Es lo que sucede precisamente con un efecto de la Naturaleza muy curioso, provocado normalmente en las aguas del sur de Francia, que bañan la isla de Ré.

El faro de la isla es un punto de encuentro turístico, que muchos aprovechan para admirar este mar desde lo más alto. Justo desde allí es donde podemos ver este fenómeno único. En la zona donde se conoce como Cruce de mares, el sistema de olas presente se entrecruza de una manera que forma ángulos oblicuos. Si se dan las situaciones adecuadas, se forman celdas cuadradas, cada una con una dirección diferente.

El fenómeno es visualmente impactante, extraordinario y de una belleza que es difícil de encontrar en cualquier otro lugar del mundo. Pero su belleza encierra un peligro mortal.
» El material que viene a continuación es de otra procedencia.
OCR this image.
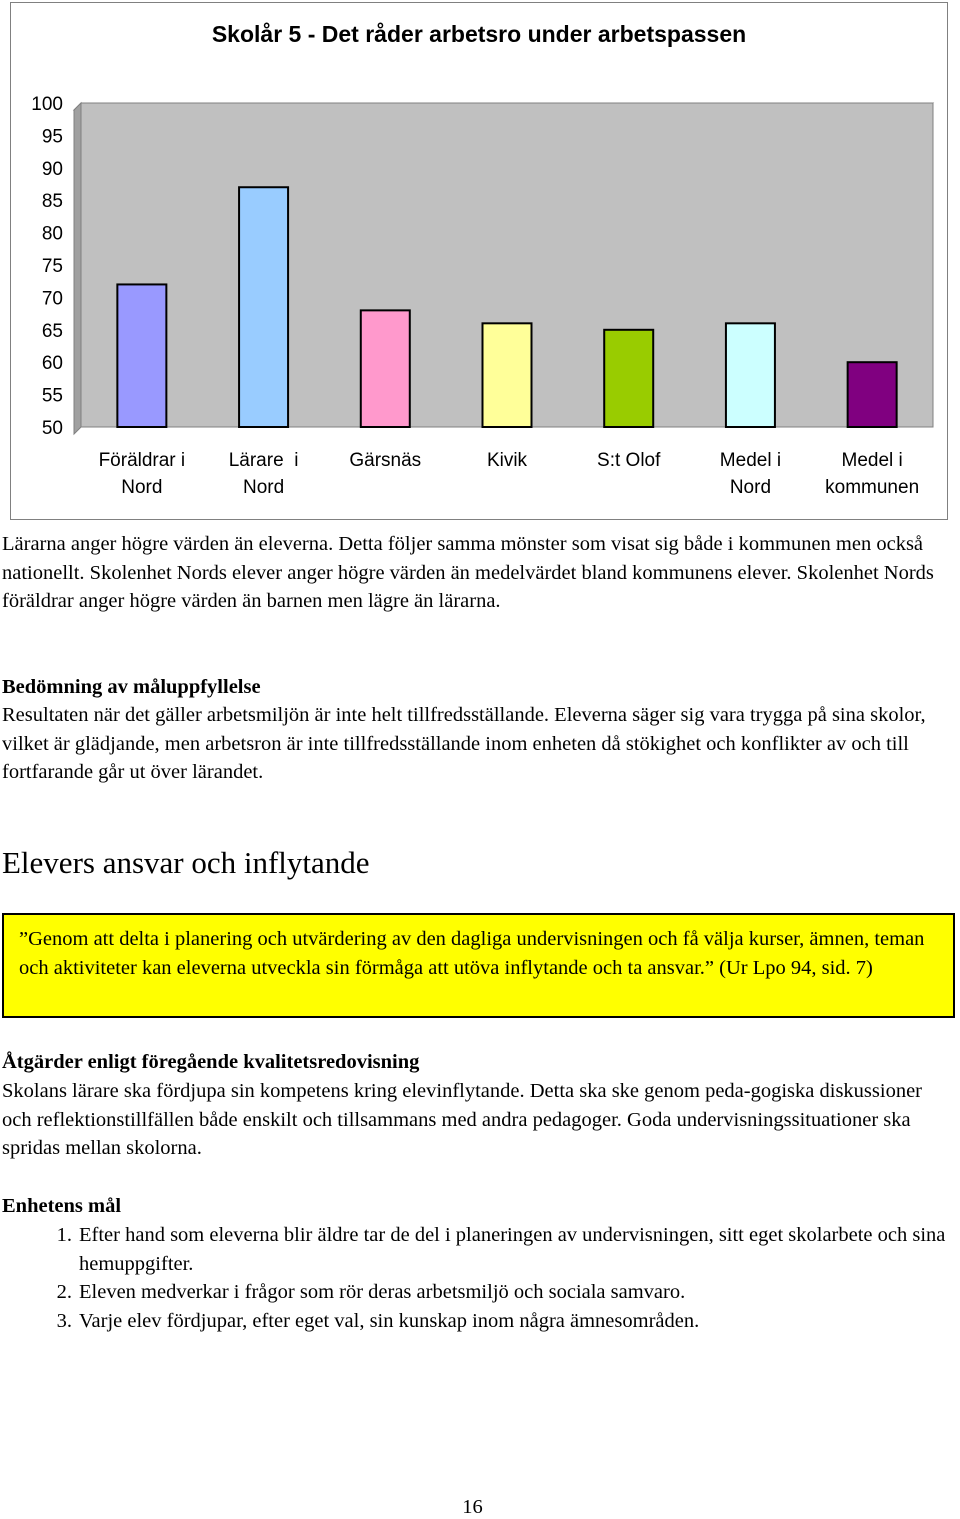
Skolår 5 - Det råder arbetsro under arbetspassen
100
95
90
85
80
75
70
65
60
55
50
Föräldrar i
Nord
Lärare  i
Nord
Gärsnäs	Kivik	S:t Olof	Medel i
Nord
Medel i
kommunen

Lärarna anger högre värden än eleverna. Detta följer samma mönster som visat sig både i kommunen men också nationellt. Skolenhet Nords elever anger högre värden än medelvärdet bland kommunens elever. Skolenhet Nords föräldrar anger högre värden än barnen men lägre än lärarna.

Bedömning av måluppfyllelse

Resultaten när det gäller arbetsmiljön är inte helt tillfredsställande. Eleverna säger sig vara trygga på sina skolor, vilket är glädjande, men arbetsron är inte tillfredsställande inom enheten då stökighet och konflikter av och till fortfarande går ut över lärandet.

Elevers ansvar och inflytande

”Genom att delta i planering och utvärdering av den dagliga undervisningen och få välja kurser, ämnen, teman och aktiviteter kan eleverna utveckla sin förmåga att utöva inflytande och ta ansvar.” (Ur Lpo 94, sid. 7)

Åtgärder enligt föregående kvalitetsredovisning

Skolans lärare ska fördjupa sin kompetens kring elevinflytande. Detta ska ske genom peda-gogiska diskussioner och reflektionstillfällen både enskilt och tillsammans med andra pedagoger. Goda undervisningssituationer ska spridas mellan skolorna.

Enhetens mål
1. Efter hand som eleverna blir äldre tar de del i planeringen av undervisningen, sitt eget skolarbete och sina hemuppgifter.
2. Eleven medverkar i frågor som rör deras arbetsmiljö och sociala samvaro.
3. Varje elev fördjupar, efter eget val, sin kunskap inom några ämnesområden.
16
Si cada celda cuadrada tiene una dirección diferente, las corrientes que se forman en su interior pueden terminar por arrastrar a los bañistas. Muchos se ven en medio de corrientes imposibles, intentan salir de ellas y, dado el caos existente en cada celda cuadrada de olas, terminan cansándose y ahogándose.

En el caso improbable de encontrarse en una de estas situaciones, no hay que luchar contra la corriente, sobre todo cuando se da un fenómeno como este de carácter temporal. Es preferible aprovecharla e intentar dirigirse siempre en paralelo a la costa, hasta conseguir encontrar una zona sin corriente desde la que poder escapar hacia la orilla.